03-09-2014, 10:14 AM
Quote:Why?
A few suggestions, none conclusive either way:
Firstly, the change in titles, from centurio to (centurio) ordinarius and centenarius. Why change the names if the unit size and hierarchy remained the same? What's the difference between the two new titles?
Secondly, Vegetius's note (II,13) that each cohort has its own draco. In earlier times, the centuria had a signum but the cohort had no standard. V claims that 'the ancients... divided the cohorts into centuries and established individual ensigns for each century'. It's unclear (as always with V!) but this might imply that the cohort is no longer divided into centuries (too small?), and so the cohortal draco suffices. All of V's references to centuries relate to the organisation of the 'ancient legion'.
(However, there is an inscription (AE 2006, 1256) to a signifer de numero Divitensium, which indicates signa - and therefore centuriae? - in the numeri... :dizzy: )

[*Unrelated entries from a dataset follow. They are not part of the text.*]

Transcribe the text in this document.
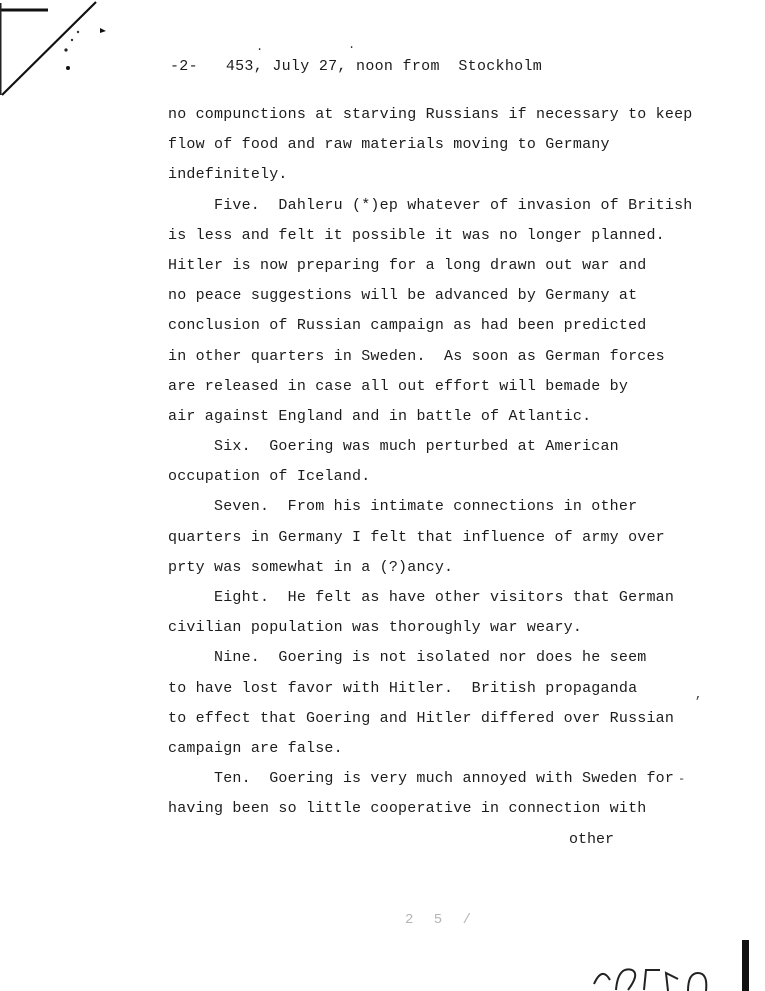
-2- 453, July 27, noon from  Stockholm
no compunctions at starving Russians if necessary to keep
flow of food and raw materials moving to Germany
indefinitely.
Five.  Dahleru (*)ep whatever of invasion of British
is less and felt it possible it was no longer planned.
Hitler is now preparing for a long drawn out war and
no peace suggestions will be advanced by Germany at
conclusion of Russian campaign as had been predicted
in other quarters in Sweden.  As soon as German forces
are released in case all out effort will bemade by
air against England and in battle of Atlantic.
Six.  Goering was much perturbed at American
occupation of Iceland.
Seven.  From his intimate connections in other
quarters in Germany I felt that influence of army over
prty was somewhat in a (?)ancy.
Eight.  He felt as have other visitors that German
civilian population was thoroughly war weary.
Nine.  Goering is not isolated nor does he seem
to have lost favor with Hitler.  British propaganda
to effect that Goering and Hitler differed over Russian
campaign are false.
Ten.  Goering is very much annoyed with Sweden for
having been so little cooperative in connection with
other
2 5 /
,
-
.	.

Thirdly, changes in barrack size and arrangement in later fortresses. Legion forts like Troesmis, Divita and Lejjun no longer have the traditional 10+ room barrack plan; instead there are often 6-8 rooms. This is similar to earlier developments in auxiliary forts, which also see a reduction of barrack rooms. Nicasie (Twilight of Empire) suggests a reduction in century size, while Collins (Hadrian's Wall and the End of Empire) suggests that the 'century' itself, reduced to 25-48 men, was renamed a familia. Either way, it was perhaps too small to act as a tactical or organisational division of the legion.

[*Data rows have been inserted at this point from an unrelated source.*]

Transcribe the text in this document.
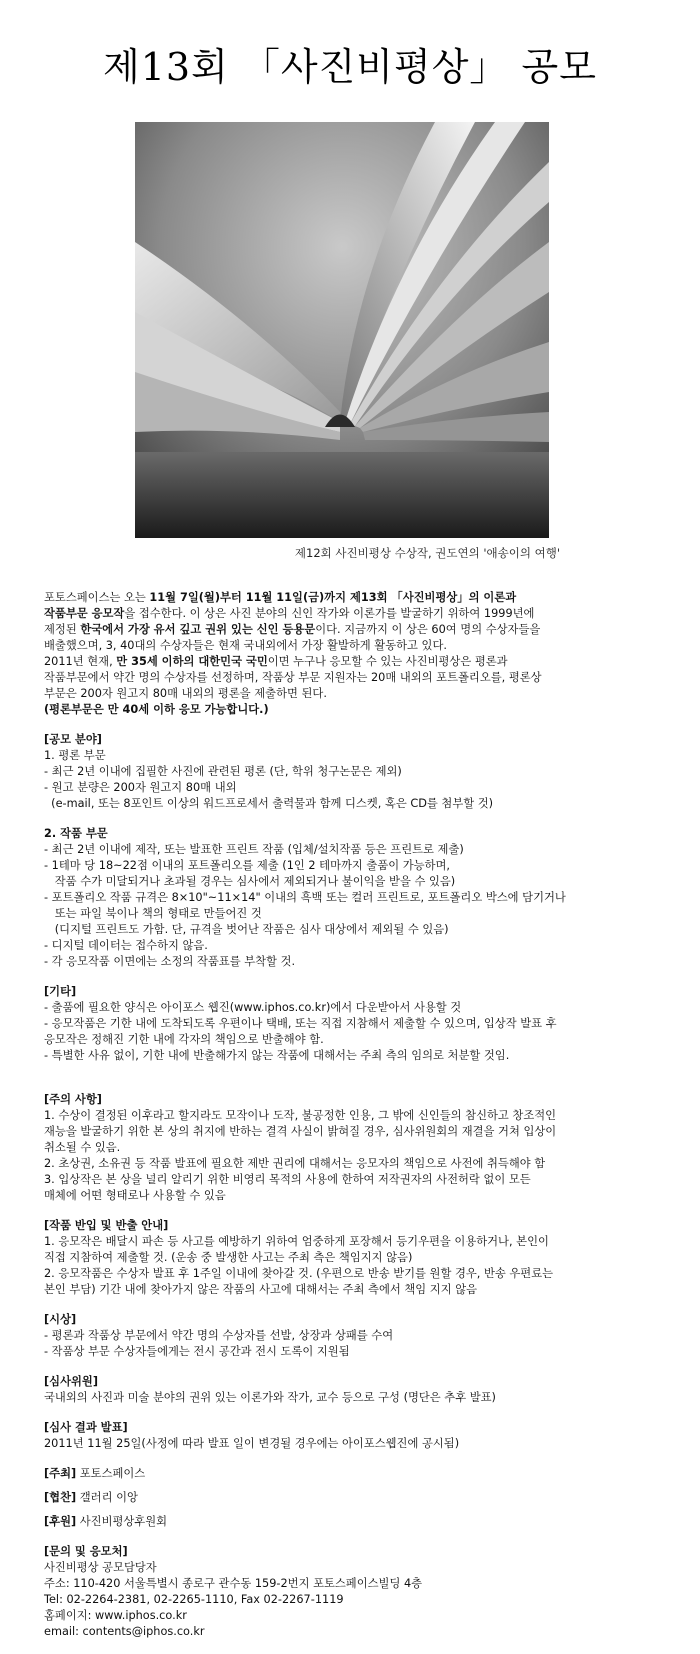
제13회 「사진비평상」 공모
제12회 사진비평상 수상작, 권도연의 '애송이의 여행'

포토스페이스는 오는 11월 7일(월)부터 11월 11일(금)까지 제13회 「사진비평상」의 이론과

작품부문 응모작을 접수한다. 이 상은 사진 분야의 신인 작가와 이론가를 발굴하기 위하여 1999년에

제정된 한국에서 가장 유서 깊고 권위 있는 신인 등용문이다. 지금까지 이 상은 60여 명의 수상자들을

배출했으며, 3, 40대의 수상자들은 현재 국내외에서 가장 활발하게 활동하고 있다.

2011년 현재, 만 35세 이하의 대한민국 국민이면 누구나 응모할 수 있는 사진비평상은 평론과

작품부문에서 약간 명의 수상자를 선정하며, 작품상 부문 지원자는 20매 내외의 포트폴리오를, 평론상

부문은 200자 원고지 80매 내외의 평론을 제출하면 된다.

(평론부문은 만 40세 이하 응모 가능합니다.)

[공모 분야]
1. 평론 부문
- 최근 2년 이내에 집필한 사진에 관련된 평론 (단, 학위 청구논문은 제외)
- 원고 분량은 200자 원고지 80매 내외
(e-mail, 또는 8포인트 이상의 워드프로세서 출력물과 함께 디스켓, 혹은 CD를 첨부할 것)
2. 작품 부문
- 최근 2년 이내에 제작, 또는 발표한 프린트 작품 (입체/설치작품 등은 프린트로 제출)
- 1테마 당 18~22점 이내의 포트폴리오를 제출 (1인 2 테마까지 출품이 가능하며,
작품 수가 미달되거나 초과될 경우는 심사에서 제외되거나 불이익을 받을 수 있음)
- 포트폴리오 작품 규격은 8×10"~11×14" 이내의 흑백 또는 컬러 프린트로, 포트폴리오 박스에 담기거나
또는 파일 북이나 책의 형태로 만들어진 것
(디지털 프린트도 가함. 단, 규격을 벗어난 작품은 심사 대상에서 제외될 수 있음)
- 디지털 데이터는 접수하지 않음.
- 각 응모작품 이면에는 소정의 작품표를 부착할 것.
[기타]
- 출품에 필요한 양식은 아이포스 웹진(www.iphos.co.kr)에서 다운받아서 사용할 것
- 응모작품은 기한 내에 도착되도록 우편이나 택배, 또는 직접 지참해서 제출할 수 있으며, 입상작 발표 후
응모작은 정해진 기한 내에 각자의 책임으로 반출해야 함.
- 특별한 사유 없이, 기한 내에 반출해가지 않는 작품에 대해서는 주최 측의 임의로 처분할 것임.
[주의 사항]
1. 수상이 결정된 이후라고 할지라도 모작이나 도작, 불공정한 인용, 그 밖에 신인들의 참신하고 창조적인
재능을 발굴하기 위한 본 상의 취지에 반하는 결격 사실이 밝혀질 경우, 심사위원회의 재결을 거쳐 입상이
취소될 수 있음.
2. 초상권, 소유권 등 작품 발표에 필요한 제반 권리에 대해서는 응모자의 책임으로 사전에 취득해야 함
3. 입상작은 본 상을 널리 알리기 위한 비영리 목적의 사용에 한하여 저작권자의 사전허락 없이 모든
매체에 어떤 형태로나 사용할 수 있음
[작품 반입 및 반출 안내]
1. 응모작은 배달시 파손 등 사고를 예방하기 위하여 엄중하게 포장해서 등기우편을 이용하거나, 본인이
직접 지참하여 제출할 것. (운송 중 발생한 사고는 주최 측은 책임지지 않음)
2. 응모작품은 수상자 발표 후 1주일 이내에 찾아갈 것. (우편으로 반송 받기를 원할 경우, 반송 우편료는
본인 부담) 기간 내에 찾아가지 않은 작품의 사고에 대해서는 주최 측에서 책임 지지 않음
[시상]
- 평론과 작품상 부문에서 약간 명의 수상자를 선발, 상장과 상패를 수여
- 작품상 부문 수상자들에게는 전시 공간과 전시 도록이 지원됨
[심사위원]
국내외의 사진과 미술 분야의 권위 있는 이론가와 작가, 교수 등으로 구성 (명단은 추후 발표)
[심사 결과 발표]
2011년 11월 25일(사정에 따라 발표 일이 변경될 경우에는 아이포스웹진에 공시됨)
[주최] 포토스페이스
[협찬] 갤러리 이앙
[후원] 사진비평상후원회
[문의 및 응모처]
사진비평상 공모담당자
주소: 110-420 서울특별시 종로구 관수동 159-2번지 포토스페이스빌딩 4층
Tel: 02-2264-2381, 02-2265-1110, Fax 02-2267-1119
홈페이지: www.iphos.co.kr
email: contents@iphos.co.kr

Fourthly, there are a couple of early 4th century tombstones where, instead of the traditional centuria name, the cohort number is given instead. M.P. Speidel suggests that this represents a reduced-size cohort acting in the place of the century.

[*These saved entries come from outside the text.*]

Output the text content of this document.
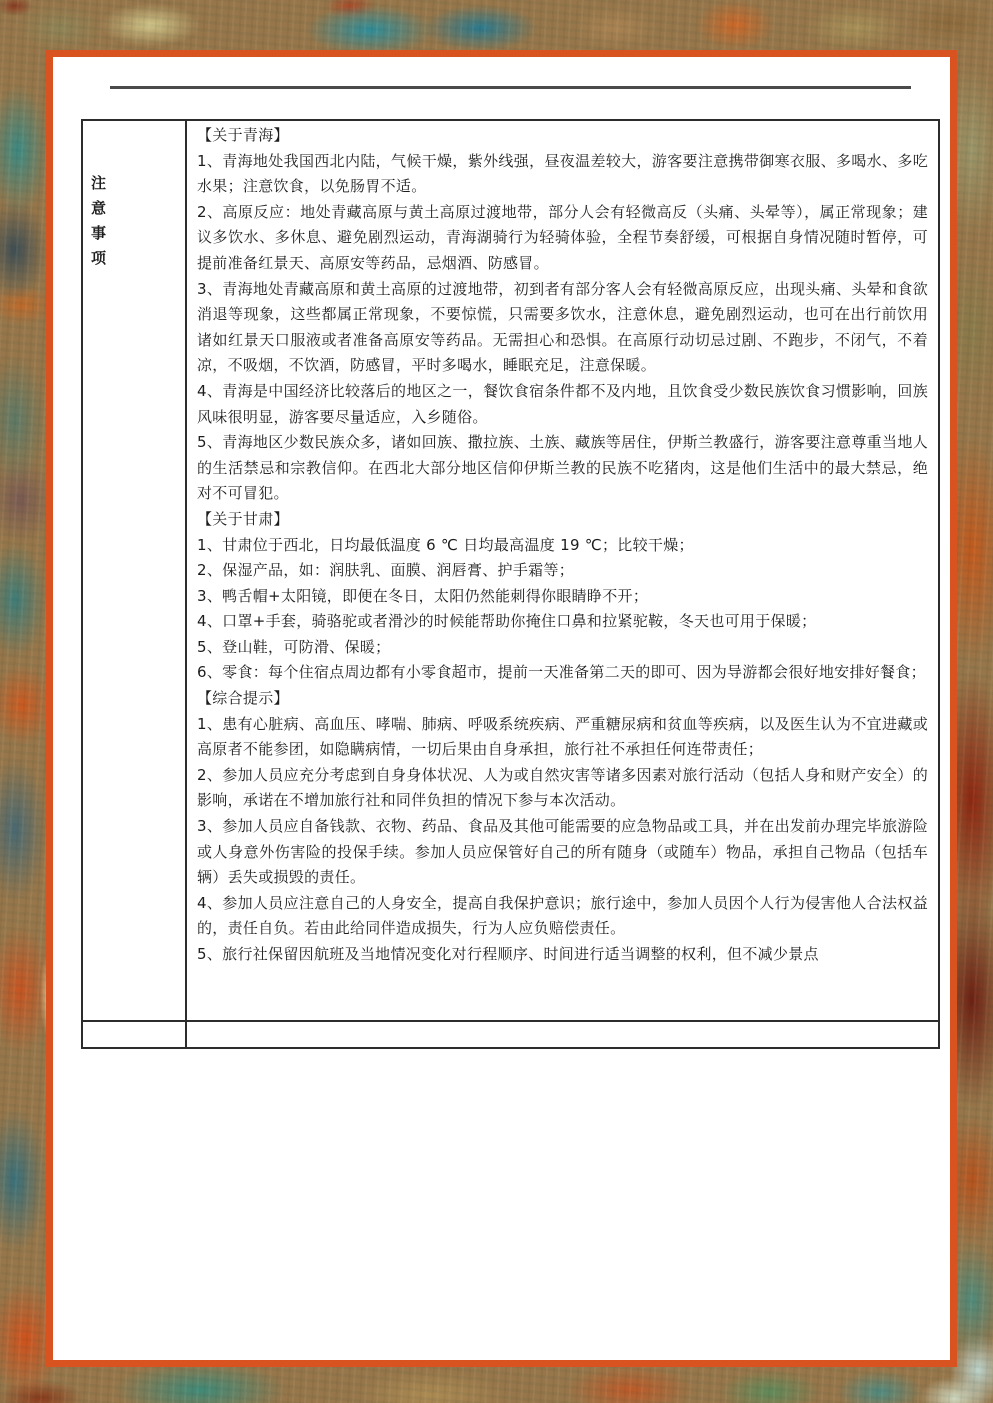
注
意
事
项

【关于青海】

1、青海地处我国西北内陆，气候干燥，紫外线强，昼夜温差较大，游客要注意携带御寒衣服、多喝水、多吃水果；注意饮食，以免肠胃不适。

2、高原反应：地处青藏高原与黄土高原过渡地带，部分人会有轻微高反（头痛、头晕等），属正常现象；建议多饮水、多休息、避免剧烈运动，青海湖骑行为轻骑体验，全程节奏舒缓，可根据自身情况随时暂停，可提前准备红景天、高原安等药品，忌烟酒、防感冒。

3、青海地处青藏高原和黄土高原的过渡地带，初到者有部分客人会有轻微高原反应，出现头痛、头晕和食欲消退等现象，这些都属正常现象，不要惊慌，只需要多饮水，注意休息，避免剧烈运动，也可在出行前饮用诸如红景天口服液或者准备高原安等药品。无需担心和恐惧。在高原行动切忌过剧、不跑步，不闭气，不着凉，不吸烟，不饮酒，防感冒，平时多喝水，睡眠充足，注意保暖。

4、青海是中国经济比较落后的地区之一，餐饮食宿条件都不及内地，且饮食受少数民族饮食习惯影响，回族风味很明显，游客要尽量适应，入乡随俗。

5、青海地区少数民族众多，诸如回族、撒拉族、土族、藏族等居住，伊斯兰教盛行，游客要注意尊重当地人的生活禁忌和宗教信仰。在西北大部分地区信仰伊斯兰教的民族不吃猪肉，这是他们生活中的最大禁忌，绝对不可冒犯。

【关于甘肃】

1、甘肃位于西北，日均最低温度 6 ℃ 日均最高温度 19 ℃；比较干燥；

2、保湿产品，如：润肤乳、面膜、润唇膏、护手霜等；

3、鸭舌帽+太阳镜，即便在冬日，太阳仍然能刺得你眼睛睁不开；

4、口罩+手套，骑骆驼或者滑沙的时候能帮助你掩住口鼻和拉紧驼鞍，冬天也可用于保暖；

5、登山鞋，可防滑、保暖；

6、零食：每个住宿点周边都有小零食超市，提前一天准备第二天的即可、因为导游都会很好地安排好餐食；

【综合提示】

1、患有心脏病、高血压、哮喘、肺病、呼吸系统疾病、严重糖尿病和贫血等疾病，以及医生认为不宜进藏或高原者不能参团，如隐瞒病情，一切后果由自身承担，旅行社不承担任何连带责任；

2、参加人员应充分考虑到自身身体状况、人为或自然灾害等诸多因素对旅行活动（包括人身和财产安全）的影响，承诺在不增加旅行社和同伴负担的情况下参与本次活动。

3、参加人员应自备钱款、衣物、药品、食品及其他可能需要的应急物品或工具，并在出发前办理完毕旅游险或人身意外伤害险的投保手续。参加人员应保管好自己的所有随身（或随车）物品，承担自己物品（包括车辆）丢失或损毁的责任。

4、参加人员应注意自己的人身安全，提高自我保护意识；旅行途中，参加人员因个人行为侵害他人合法权益的，责任自负。若由此给同伴造成损失，行为人应负赔偿责任。

5、旅行社保留因航班及当地情况变化对行程顺序、时间进行适当调整的权利，但不减少景点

As I say, none of this means that centuries necessarily vanished (some sort of 100-man subunit was apparently still in use in the Byzantine army), and I'd love to see some unequivocal evidence for the continuation of the traditional centurial structure (and the cohort structure in the 'new' units of legiones and auxilia), but we should be wary of assuming that things stayed the same... Our base of evidence for later unit structure is very small and scrappy, often contradictory, and insufficient to construct a definite picture.